APPROPRIATENESS OF VARIATION

[28] I am satisfied from the affidavits filed that the best guarantee for a consumer of obtaining the benefit of an income payment, is to receive it by way of direct credit. Also that distribution by way of credit is significantly less costly than by way of cheque. The Trust contracted Independent Election Services Limited (“IESL”) to manage the 2001 Distribution. The Trust asked IESL to estimate the cost of distributing the 2002 Distribution by way of cheque to consumers and by way of credit against the accounts of consumers with energy retailers. IESL estimated that approximately $600,000 would be saved by crediting consumer’s accounts which could, in turn, be added to the distribution by way of dividend to the consumers.

[29] I am also satisfied that the method of payment by way of credit is a more reliable means of making payment to consumers than payment by way of cheque and presents fewer logistical problems.

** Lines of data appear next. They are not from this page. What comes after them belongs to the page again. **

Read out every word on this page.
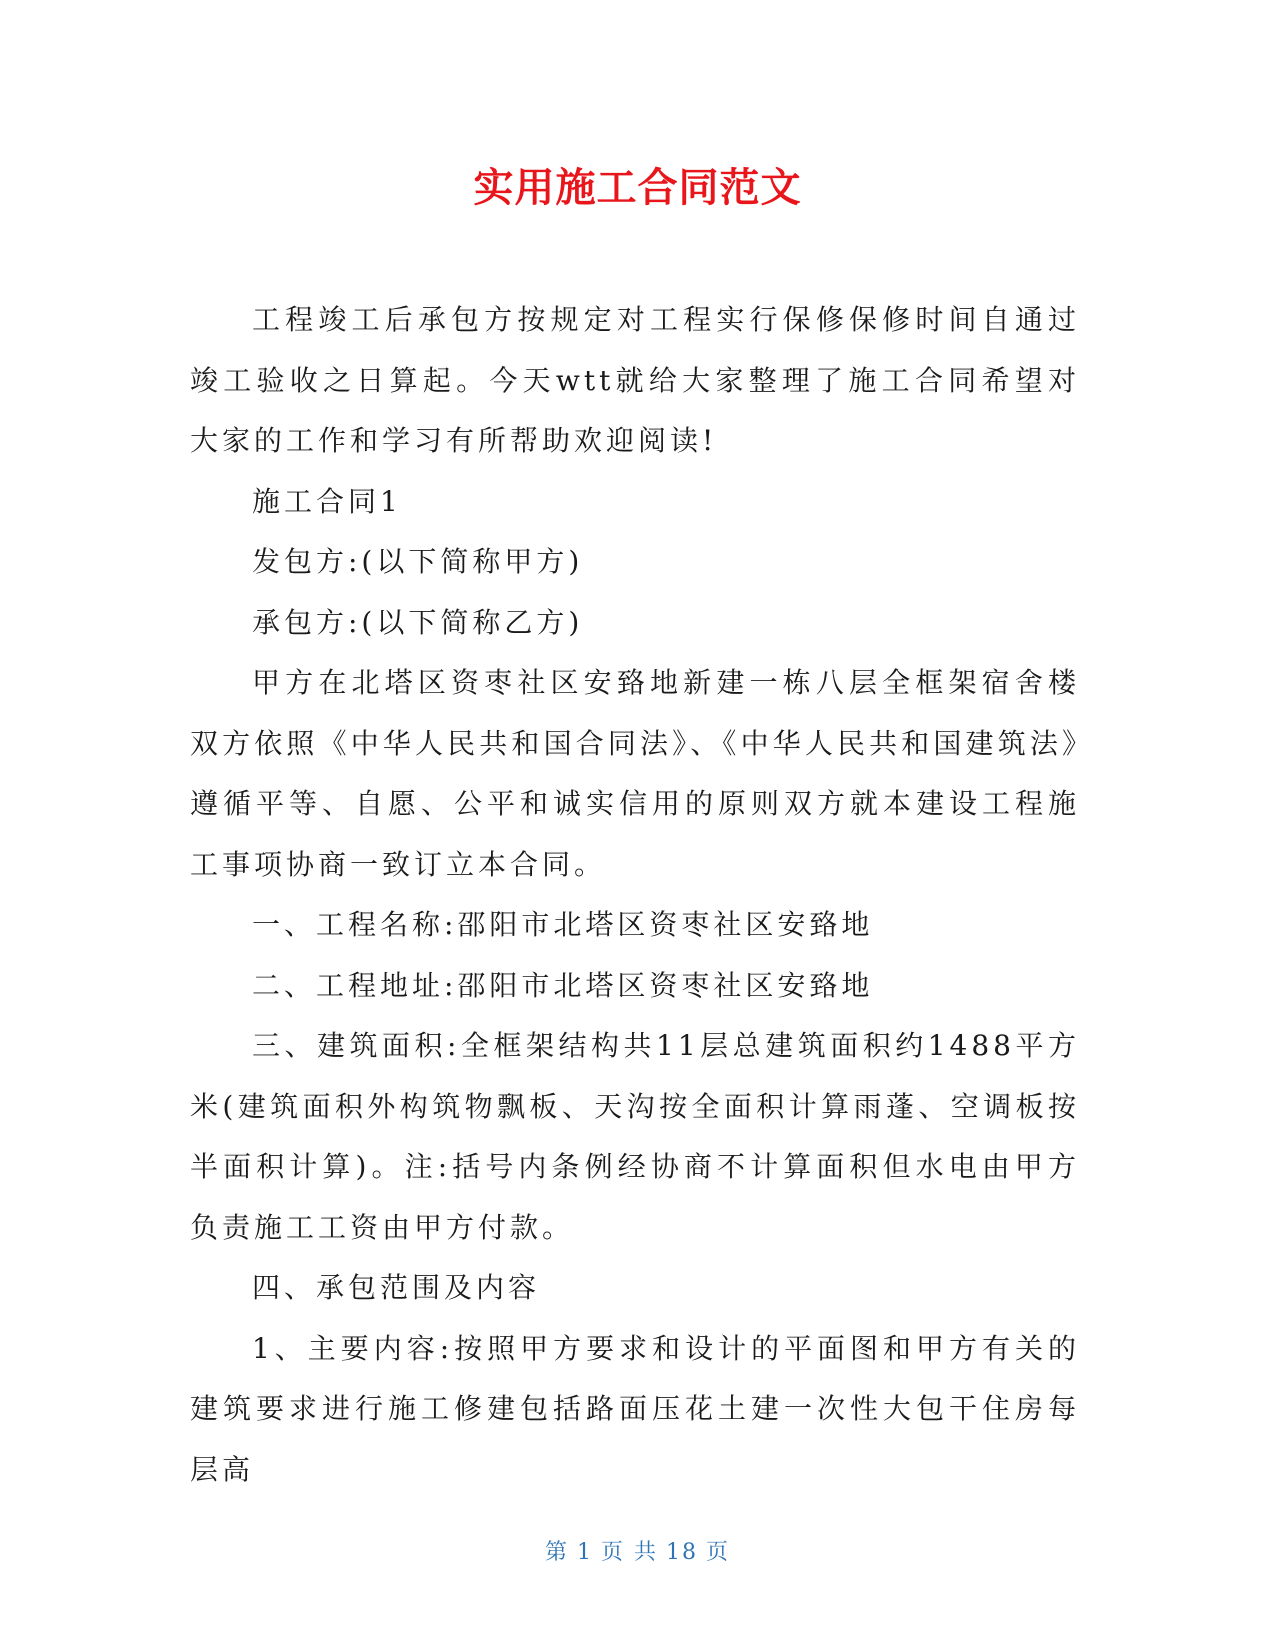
实用施工合同范文

工程竣工后承包方按规定对工程实行保修保修时间自通过竣工验收之日算起。今天wtt就给大家整理了施工合同希望对大家的工作和学习有所帮助欢迎阅读!

施工合同1

发包方:(以下简称甲方)

承包方:(以下简称乙方)

甲方在北塔区资枣社区安臵地新建一栋八层全框架宿舍楼双方依照《中华人民共和国合同法》、《中华人民共和国建筑法》遵循平等、自愿、公平和诚实信用的原则双方就本建设工程施工事项协商一致订立本合同。

一、工程名称:邵阳市北塔区资枣社区安臵地

二、工程地址:邵阳市北塔区资枣社区安臵地

三、建筑面积:全框架结构共11层总建筑面积约1488平方米(建筑面积外构筑物飘板、天沟按全面积计算雨蓬、空调板按半面积计算)。注:括号内条例经协商不计算面积但水电由甲方负责施工工资由甲方付款。

四、承包范围及内容

1、主要内容:按照甲方要求和设计的平面图和甲方有关的建筑要求进行施工修建包括路面压花土建一次性大包干住房每层高

第 1 页 共 18 页
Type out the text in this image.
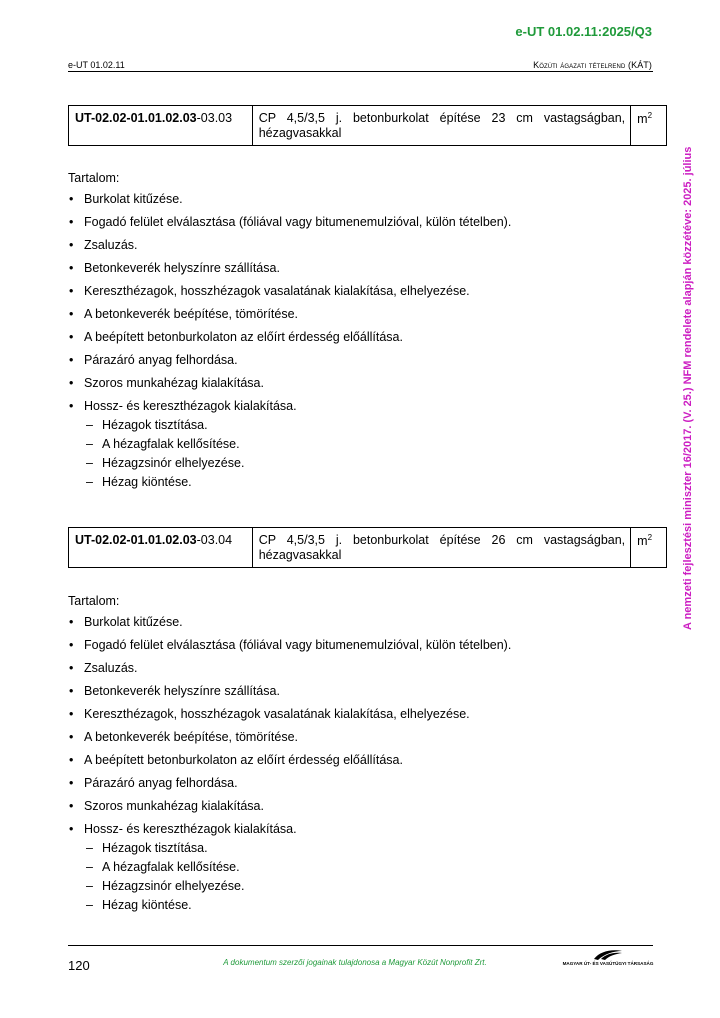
e-UT 01.02.11:2025/Q3
e-UT 01.02.11	Közúti ágazati tételrend (KÁT)
A nemzeti fejlesztési miniszter 16/2017. (V. 25.) NFM rendelete alapján közzétéve: 2025. július
UT-02.02-01.01.02.03-03.03	CP 4,5/3,5 j. betonburkolat építése 23 cm vastagságban, hézagvasakkal	$m^2$

Tartalom:

• Burkolat kitűzése.
• Fogadó felület elválasztása (fóliával vagy bitumenemulzióval, külön tételben).
• Zsaluzás.
• Betonkeverék helyszínre szállítása.
• Kereszthézagok, hosszhézagok vasalatának kialakítása, elhelyezése.
• A betonkeverék beépítése, tömörítése.
• A beépített betonburkolaton az előírt érdesség előállítása.
• Párazáró anyag felhordása.
• Szoros munkahézag kialakítása.
• Hossz- és kereszthézagok kialakítása.
– Hézagok tisztítása.
– A hézagfalak kellősítése.
– Hézagzsinór elhelyezése.
– Hézag kiöntése.
UT-02.02-01.01.02.03-03.04	CP 4,5/3,5 j. betonburkolat építése 26 cm vastagságban, hézagvasakkal	$m^2$

Tartalom:

• Burkolat kitűzése.
• Fogadó felület elválasztása (fóliával vagy bitumenemulzióval, külön tételben).
• Zsaluzás.
• Betonkeverék helyszínre szállítása.
• Kereszthézagok, hosszhézagok vasalatának kialakítása, elhelyezése.
• A betonkeverék beépítése, tömörítése.
• A beépített betonburkolaton az előírt érdesség előállítása.
• Párazáró anyag felhordása.
• Szoros munkahézag kialakítása.
• Hossz- és kereszthézagok kialakítása.
– Hézagok tisztítása.
– A hézagfalak kellősítése.
– Hézagzsinór elhelyezése.
– Hézag kiöntése.
120	A dokumentum szerzői jogainak tulajdonosa a Magyar Közút Nonprofit Zrt.	MAGYAR ÚT- ÉS VASÚTÜGYI TÁRSASÁG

[30] I am therefore of the opinion that it is expedient in the management and administration of the property vested in the trustees and would be in the best interests of the persons beneficially interested under the trust to confer upon the trustees the necessary power to distribute income to consumers by credit to the accounts of consumers with third parties who charge consumers for the availability or use of Vectors electricity lines business by ordering that the Trust Deed be varied accordingly.

VARIATION

[31] Counsel made submissions on appropriate variation and, after the hearing signed a joint memorandum recording agreement that the appropriate variation was deletion of the words in parenthesis in para 3.1(h) of the Trust Deed and substituting the following:

“(including by credit to the account of the Consumer with the Company or with any third party who charges that Consumer for the availability or use of the Company’s electricity lines business.)”

[32] The Trust Deed is varied accordingly. There is an order as stated in the Draft Order submitted with counsels’ joint memorandum dated 5 December 2001 except that the phrase “be varied” is changed to “is varied”.

COSTS

[33] Costs are reserved. If counsel cannot agree on appropriate costs, memoranda are to be filed about the dispute and the time and manner in which it is submitted it should be resolved.